The temple is the visible survival of a wider tradition. The Navagraha hill is remembered as a centre where the motions of the heavens were studied. Here the almanacs and horoscopes that ordered ritual life were cast. The worship of the nine planets is the devotional face of that older science of the calendar. Pilgrims still come to propitiate an inauspicious planet, to set right a horoscope, or to seek a remedy for an astrological affliction. They keep alive a practice that joined astronomy to faith in the old capital. The nine lingams of the sanctum are at once objects of worship and a map of the sky as the Kamarupa learning understood it.

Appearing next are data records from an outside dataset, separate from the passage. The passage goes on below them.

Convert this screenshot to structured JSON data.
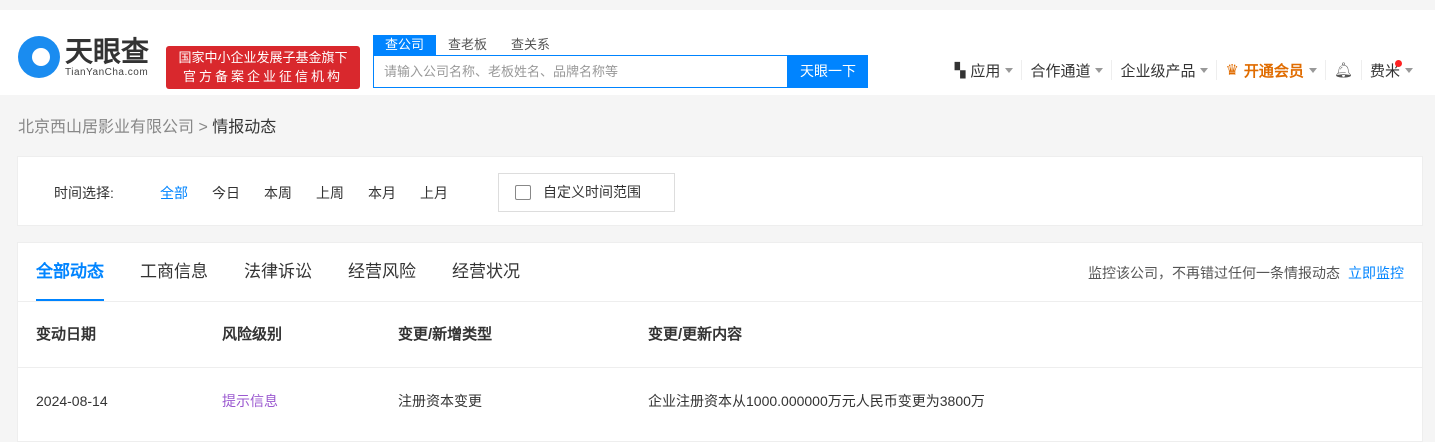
{
  "header": {
    "logo_cn": "天眼查",
    "logo_en": "TianYanCha.com",
    "badge_line1": "国家中小企业发展子基金旗下",
    "badge_line2": "官方备案企业征信机构",
    "search_tabs": [
      "查公司",
      "查老板",
      "查关系"
    ],
    "search_placeholder": "请输入公司名称、老板姓名、品牌名称等",
    "search_button": "天眼一下",
    "nav": {
      "apps": "应用",
      "channel": "合作通道",
      "enterprise": "企业级产品",
      "vip": "开通会员",
      "user": "费米"
    }
  },
  "breadcrumb": {
    "company": "北京西山居影业有限公司",
    "separator": ">",
    "current": "情报动态"
  },
  "filter": {
    "label": "时间选择:",
    "options": [
      "全部",
      "今日",
      "本周",
      "上周",
      "本月",
      "上月"
    ],
    "custom": "自定义时间范围"
  },
  "tabs": [
    "全部动态",
    "工商信息",
    "法律诉讼",
    "经营风险",
    "经营状况"
  ],
  "monitor": {
    "text": "监控该公司，不再错过任何一条情报动态",
    "link": "立即监控"
  },
  "table": {
    "headers": [
      "变动日期",
      "风险级别",
      "变更/新增类型",
      "变更/更新内容"
    ],
    "rows": [
      {
        "date": "2024-08-14",
        "risk": "提示信息",
        "type": "注册资本变更",
        "content": "企业注册资本从1000.000000万元人民币变更为3800万"
      }
    ]
  }
}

The temple and its rebuilding

The shrine is old in repute. Like the other hill-temples of Guwahati, it has been repeatedly rebuilt. The hill's association with astronomy reaches back into the Kamarupa period, long before the present structure. An Ahom-era inscription is said to locate the Navagraha among the holy places of Pragjyotishpura, though its date and patron are not securely established. The brick temple that stands today was built by the Ahom king Rajeswar Singha during his reign (1751 to 1769). It was raised over the far older sacred site as part of the dynasty's wide programme of endowing the shrines of the recovered Guwahati region. The great Assam earthquake of 12 June 1897 threw down or cracked many of the masonry temples of the valley, and it damaged this one too. It was repaired, and it remains an active and much-visited temple of the city.

Visiting

An ornamented archway painted with a red-and-orange sunburst over the flight of steps climbing to the Navagraha temple
Plate 1.The climb to the shrine. The sunburst-painted archway over the steps that climb Chitrasal hill to the Navagraha temple of the nine planets.Photograph: অজয় দাস · CC BY-SA · Wikimedia Commons

The temple stands on its hill in the Chenikuthi area, a short way from the city centre. It is easily combined with the other hill-shrines of the old capital. From its summit it offers a wide view over Guwahati and the Brahmaputra. Pair it with the great Kamakhya Temple on Nilachal hill and the river-island shrine of Umananda to make a circuit of the city's sacred hills. It is busiest on days of astrological significance and during the festival calendar. As an active shrine, it is entered with the usual observances. The climb is most pleasant in the cooler, drier months.